Bearer bonds. The Tax Reform Act of 1982 ended the issuance of new bearer bonds in the United States. These bonds had no name printed on them, and had coupons attached. Anonymous and highly negotiable, bearer bonds were virtually equivalent to cash.
Call provision. Bonds may have a redemption, or call, provision that allows or requires the issuer to redeem the bonds at a specified price and date before maturity. For example, bonds may be called when interest rates have dropped significantly from the time the bond was issued.
Collateral. Assets pledged by a borrower to secure repayment of a loan or bond.
Coupon. The feature of a bond that denotes the interest rate (coupon rate) it will pay and the date on which the interest payment will be made.
Default.
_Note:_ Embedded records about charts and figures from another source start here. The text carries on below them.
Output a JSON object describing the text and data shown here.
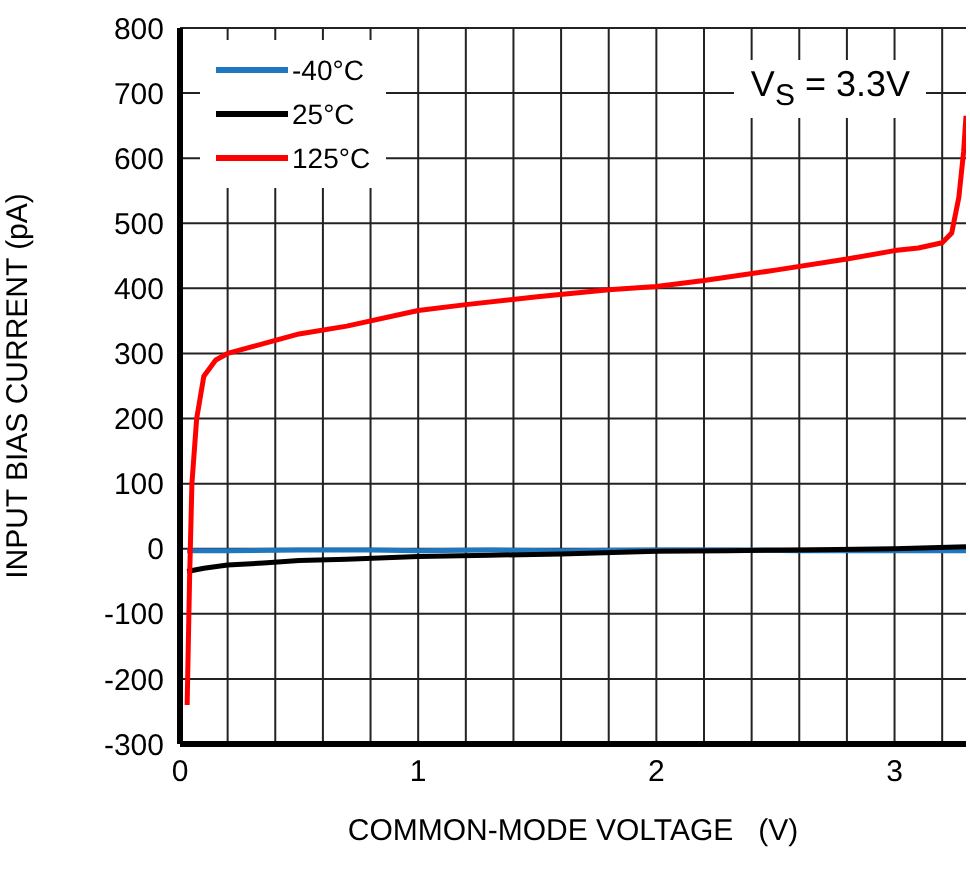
{
  "chart_data": {
    "type": "line",
    "xlabel": "COMMON-MODE VOLTAGE   (V)",
    "ylabel": "INPUT BIAS CURRENT (pA)",
    "annotations": [
      "V$_{S}$ = 3.3V"
    ],
    "xlim": [
      0,
      3.3
    ],
    "xticks": [
      0,
      {
        "value": 0.2,
        "label": null
      },
      {
        "value": 0.4,
        "label": null
      },
      {
        "value": 0.6,
        "label": null
      },
      {
        "value": 0.8,
        "label": null
      },
      1,
      {
        "value": 1.2,
        "label": null
      },
      {
        "value": 1.4,
        "label": null
      },
      {
        "value": 1.6,
        "label": null
      },
      {
        "value": 1.8,
        "label": null
      },
      2,
      {
        "value": 2.2,
        "label": null
      },
      {
        "value": 2.4,
        "label": null
      },
      {
        "value": 2.6,
        "label": null
      },
      {
        "value": 2.8,
        "label": null
      },
      3,
      {
        "value": 3.2,
        "label": null
      }
    ],
    "ylim": [
      -300,
      800
    ],
    "yticks": [
      -300,
      -200,
      -100,
      0,
      100,
      200,
      300,
      400,
      500,
      600,
      700,
      800
    ],
    "grid": true,
    "legend": "top left",
    "marker": "none",
    "line_style": "solid",
    "series": [
      {
        "name": "-40°C",
        "color": "#1f77c0",
        "x": [
          0.03,
          0.2,
          0.5,
          0.8,
          1.0,
          1.3,
          1.6,
          2.0,
          2.3,
          2.6,
          3.0,
          3.3
        ],
        "values": [
          -3,
          -3,
          -2,
          -2,
          -3,
          -2,
          -3,
          -2,
          -2,
          -3,
          -3,
          -3
        ]
      },
      {
        "name": "25°C",
        "color": "#000000",
        "x": [
          0.03,
          0.1,
          0.2,
          0.35,
          0.5,
          0.7,
          1.0,
          1.3,
          1.6,
          2.0,
          2.3,
          2.6,
          3.0,
          3.3
        ],
        "values": [
          -35,
          -30,
          -25,
          -22,
          -18,
          -16,
          -12,
          -10,
          -8,
          -4,
          -3,
          -2,
          0,
          3
        ]
      },
      {
        "name": "125°C",
        "color": "#ff0000",
        "x": [
          0.03,
          0.04,
          0.05,
          0.07,
          0.1,
          0.15,
          0.2,
          0.3,
          0.4,
          0.5,
          0.7,
          1.0,
          1.2,
          1.5,
          1.8,
          2.0,
          2.2,
          2.5,
          2.8,
          3.0,
          3.1,
          3.2,
          3.24,
          3.27,
          3.29,
          3.3
        ],
        "values": [
          -240,
          -50,
          100,
          200,
          265,
          290,
          300,
          310,
          320,
          330,
          342,
          366,
          375,
          387,
          398,
          403,
          412,
          428,
          445,
          458,
          462,
          470,
          485,
          540,
          610,
          665
        ]
      }
    ]
  }
}
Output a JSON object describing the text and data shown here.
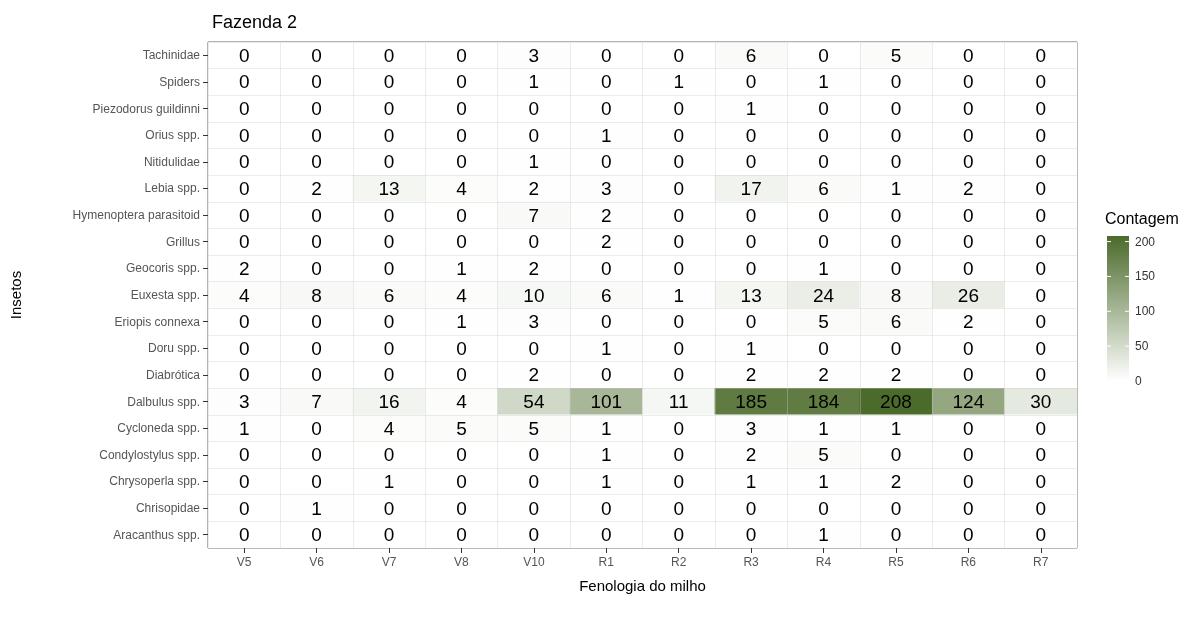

A failure by an issuer to: (i) pay principal or interest when due, (ii) meet non-payment obligations, such as reporting requirements or (iii) comply with certain covenants in the document authorizing the issuance of a bond (an indenture).
Face (or Par or Principal). The principal amount of a security that appears on the face of the bond.
High-yield bond (or junk bond). Bonds rated Ba (by Moody’s) or BB (by S&P and Fitch) or below, whose lower credit ratings indicate a higher risk of default. Due to the increased risk of default, these bonds typically offer a higher yield than more creditworthy bonds.
Interest. Compensation paid or to be paid for the use of assets, generally expressed as an annual percentage rate. The rate may be constant over the life of the bond (fixed-rate), or may change from time to time by reference to an index (floating-rate).
Liquidity (or marketability). A measure of the relative ease and speed with which a security can be purchased or sold in a secondary market.
Maturity. The date when the principal amount of a security is due to be repaid.
Par. See Face
Principal. See Face
Security. Collateral pledged by a bond issuer (debtor) to an investor (lender) to secure repayment of the loan.
Volatility. The propensity of a security’s price to rise or fall sharply.
Zero-coupon bond. A bond that does not make periodic interest payments before it matures. Instead, the investor receives one payment, which includes principal and interest, at redemption (call or maturity).